In the town, the population was spread out with 42.4% under the age of 18, 9.6% from 18 to 24, 29.0% from 25 to 44, 13.5% from 45 to 64, and 5.5% who were 65 years of age or older. The median age was 23 years. For every 100 females there were 92.5 males. For every 100 females age 18 and over, there were 77.1 males.
The median income for a household in the town was $22,120, and the median income for a family was $22,222. Males had a median income of $20,833 versus $20,375 for females. The per capita income for the town was $8,130. About 37.1% of families and 40.3% of the population were below the poverty line, including 47.4% of those under age 18 and 31.4% of those age 65 or over.
The Lodge Grass city limits and surrounding is located within School District 2 & 27, or Lodge Grass Schools.

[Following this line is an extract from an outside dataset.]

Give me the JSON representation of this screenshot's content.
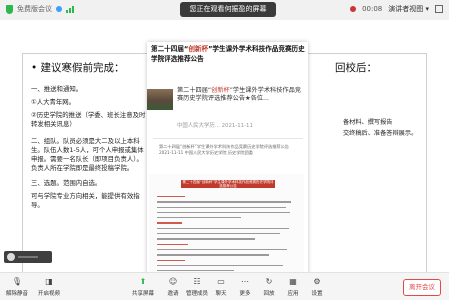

The public school system has been in existence since 1908. The mascot for Lodge Grass Schools are the Indians and Lady Indians. The Lodge Grass High School boys' basketball program is noted for having won five Class B state championships from 1980 to 1990, under Coach Gordon Real Bird.Joe Medicine Crow (October 27, 1913 – April 3, 2016), author and historian of the Crow Nation, was born near town.
Tuff Harris (b. 1983), National Football League, 2007-2011, Miami Dolphins, New Orleans Saints, Tennessee Titans, Pittsburgh Steelers, and in 2011, Canadian Football League's Edmonton Eskimos, safety, born and attended school in Lodge Grass, graduating from the University of Montana.
White Man Runs Him (c. 1858 – June 2, 1929), a scout and source for the history of the Battle of the Little Bighorn, retired to the area. Grandfather to Pauline Small.
Hairy Moccasin, (c.1854 — October 9, 1922) a scout for the Seventh Cavalry and survivor of the Battle of the Little Big Horn, retired to the vicinity.
Clara Nomee (c.1854—October 9, 1922), former five-term Chairwoman of the Crow Nation (1990-2000)
Kevin Red Star (b. 1943), Native American artist, was born and lives in Lodge Grass.
Pauline Small (November 30, 1924 – March 9, 2005), first woman to be elected to the any office of the Crow Nation, was born in Lodge Grass.
Thomas Yellowtail (March 7, 1903 - November 24, 1993), Medicine man and Sun Dance chief of the Crow Nation, was born in Lodge Grass.